Politique

Gabon : La leçon de droit de Nguemebé Endamane à Eyeghe Ndong

Libreville, Lundi 26 Novembre 2018 (Infos Gabon) – Dans une série de rappels historiques, la vice-présidente du Parti social démocrate invite le sénateur et ancien Premier ministre à s’abstenir de toute critique vis-à-vis de la Cour constitutionnelle et de sa présidente.  

En prenant à contre-pied la Cour constitutionnelle qui le 14 novembre dernier a rendu un arrêt autorisant le vice-président Pierre-Claver Maganga Moussavou à présider un Conseil des ministres en l’absence du chef de l’Etat, Ali Bongo Ondimba, Jean Eyeghe Ndong aurait raté une occasion de se taire. Telle est du moins le sens de la dernière sortie de Sandrine Nguemebé Endamane.

Au cours de son dernier point de presse accordé à Libreville, la vice-présidente du Parti social démocrate (PSD) de Pierre Claver Maganga Moussavou n’a pas loupé le sénateur et ancien Premier ministre qui a osé critiquer la plus Haute juridiction gabonaise qui, à son avis, était dans son plein droit.
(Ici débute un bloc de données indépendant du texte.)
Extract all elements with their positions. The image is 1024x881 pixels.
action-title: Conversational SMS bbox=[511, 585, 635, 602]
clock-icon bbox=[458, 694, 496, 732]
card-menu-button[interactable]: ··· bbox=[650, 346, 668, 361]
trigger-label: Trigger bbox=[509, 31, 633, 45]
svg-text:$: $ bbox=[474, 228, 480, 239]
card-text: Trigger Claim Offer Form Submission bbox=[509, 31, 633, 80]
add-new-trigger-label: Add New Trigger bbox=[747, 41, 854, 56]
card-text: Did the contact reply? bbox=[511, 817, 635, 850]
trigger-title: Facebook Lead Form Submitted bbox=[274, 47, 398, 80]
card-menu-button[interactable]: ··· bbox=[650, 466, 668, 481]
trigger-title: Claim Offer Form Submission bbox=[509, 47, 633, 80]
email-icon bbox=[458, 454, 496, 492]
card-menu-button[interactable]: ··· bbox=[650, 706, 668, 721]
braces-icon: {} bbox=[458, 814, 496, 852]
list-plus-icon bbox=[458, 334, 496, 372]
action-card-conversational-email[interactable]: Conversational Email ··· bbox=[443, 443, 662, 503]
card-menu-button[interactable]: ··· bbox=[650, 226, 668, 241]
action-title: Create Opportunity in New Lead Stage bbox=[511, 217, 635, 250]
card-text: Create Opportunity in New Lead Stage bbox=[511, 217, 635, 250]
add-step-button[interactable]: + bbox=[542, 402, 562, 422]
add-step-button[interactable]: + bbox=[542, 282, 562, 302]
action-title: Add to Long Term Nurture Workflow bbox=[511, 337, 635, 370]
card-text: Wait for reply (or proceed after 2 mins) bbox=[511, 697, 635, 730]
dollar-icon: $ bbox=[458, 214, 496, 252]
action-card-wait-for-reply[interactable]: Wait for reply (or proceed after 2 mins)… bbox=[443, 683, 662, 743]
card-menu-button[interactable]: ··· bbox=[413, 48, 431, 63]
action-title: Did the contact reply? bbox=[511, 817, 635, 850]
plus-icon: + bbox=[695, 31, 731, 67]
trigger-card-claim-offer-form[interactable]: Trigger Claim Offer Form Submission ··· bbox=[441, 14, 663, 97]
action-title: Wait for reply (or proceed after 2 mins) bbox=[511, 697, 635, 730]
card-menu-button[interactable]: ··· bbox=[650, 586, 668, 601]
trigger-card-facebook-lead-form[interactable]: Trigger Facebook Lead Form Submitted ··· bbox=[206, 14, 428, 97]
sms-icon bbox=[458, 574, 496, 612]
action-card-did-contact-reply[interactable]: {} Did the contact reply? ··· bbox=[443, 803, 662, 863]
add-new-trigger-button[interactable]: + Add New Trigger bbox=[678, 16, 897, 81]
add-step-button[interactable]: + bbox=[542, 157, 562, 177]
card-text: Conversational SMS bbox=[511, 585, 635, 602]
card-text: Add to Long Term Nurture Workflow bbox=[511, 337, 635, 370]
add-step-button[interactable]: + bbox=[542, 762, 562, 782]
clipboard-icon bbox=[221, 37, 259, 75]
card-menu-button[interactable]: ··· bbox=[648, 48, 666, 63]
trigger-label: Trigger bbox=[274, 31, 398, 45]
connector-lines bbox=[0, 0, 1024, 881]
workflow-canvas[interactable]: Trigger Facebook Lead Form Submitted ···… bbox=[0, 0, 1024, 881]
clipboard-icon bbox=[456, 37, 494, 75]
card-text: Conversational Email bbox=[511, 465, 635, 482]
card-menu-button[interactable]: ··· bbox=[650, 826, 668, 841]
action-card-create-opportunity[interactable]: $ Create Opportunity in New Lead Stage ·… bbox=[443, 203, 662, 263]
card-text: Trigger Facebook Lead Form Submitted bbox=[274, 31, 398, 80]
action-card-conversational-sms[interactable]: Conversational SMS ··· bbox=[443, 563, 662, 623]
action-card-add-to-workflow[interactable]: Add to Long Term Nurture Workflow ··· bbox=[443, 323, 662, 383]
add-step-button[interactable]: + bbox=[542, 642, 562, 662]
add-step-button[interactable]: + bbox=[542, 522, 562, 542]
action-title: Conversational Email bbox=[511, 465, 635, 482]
Elle s’attaque ainsi à Jean Eyeghe Ndong qui est resté motus bouche cousue en 2009 quand la même Cour constitutionnelle avait procédé à une précision semblable de la Loi fondamentale au lendemain de la disparution d’Omar Bongo Ondimba. «C’est sur saisine du Premier ministre, donc Jean Eyeghe Ndong que la Cour Constitutionnelle a interprété et complété l’article 13 dont on se prévaut aujourd’hui. Monsieur Eyeghe Ndong n’a rien dit, rien fait et le voilà en train d’amuser la galerie comptant sur l’amnésie de tout un chacun», a dénoncé l’oratrice.

La vice-présidente du PSD invite ainsi le poulain de Jean Ping à s’abstenir de toute diatribe contre la présidente de l’auguste institution. «Monsieur Eyeghe Ndong par honnêteté intellectuelle aurait gagné à ne pas s’en prendre à la présidente de la Cour constitutionnelle encore moins en la personne de Marie-Madeleine Mborantsuo», recommande-t-elle.
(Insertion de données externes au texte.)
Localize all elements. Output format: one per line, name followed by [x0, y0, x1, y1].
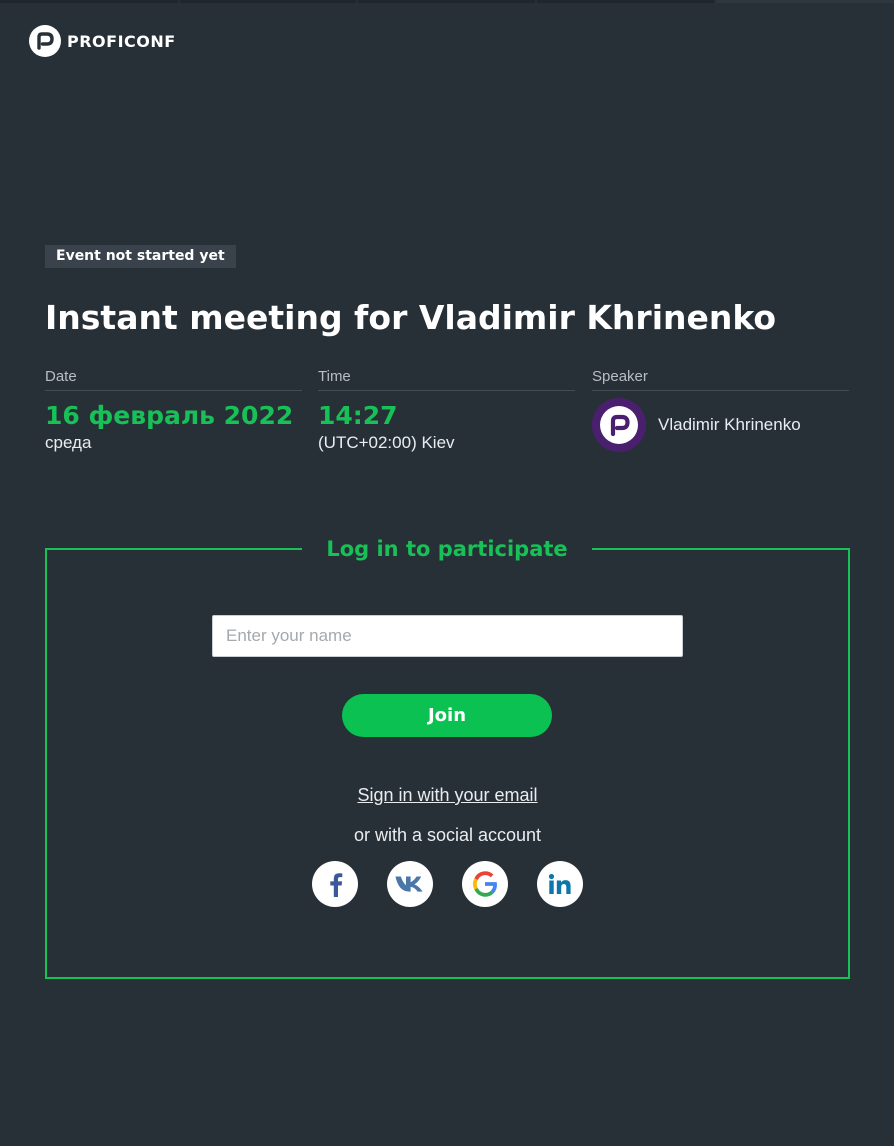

«A-t-il oublié que sa saisine a permis à la Cour constitutionnelle d’interpréter et de compléter l’article 13 ? A-t-il oublié qu’il lui a donné la possibilité d’interpréter l’article 13 de la Constitution qui était muette sur le rôle précis que devait jouer le président du Sénat ? A-t-il oublié l’ancienne formulation de l’article 13 et ses manquements qui ont donné lieu à une interprétation de ce même article ?», lance-t-elle à l’endroit de cet ancien Premier ministre d’Omar Bongo Ondimba.

«De tout ce qui précède, nous interpellons tous ceux qui accusent la Cour constitutionnelle d’avoir outrepassé son devoir de se ressaisir et de saluer la continuité de l’État en l’absence du chef de l’État, son excellence Ali Bongo Ondimba à qui nous souhaitons prompte guérison», a-t-elle conclu.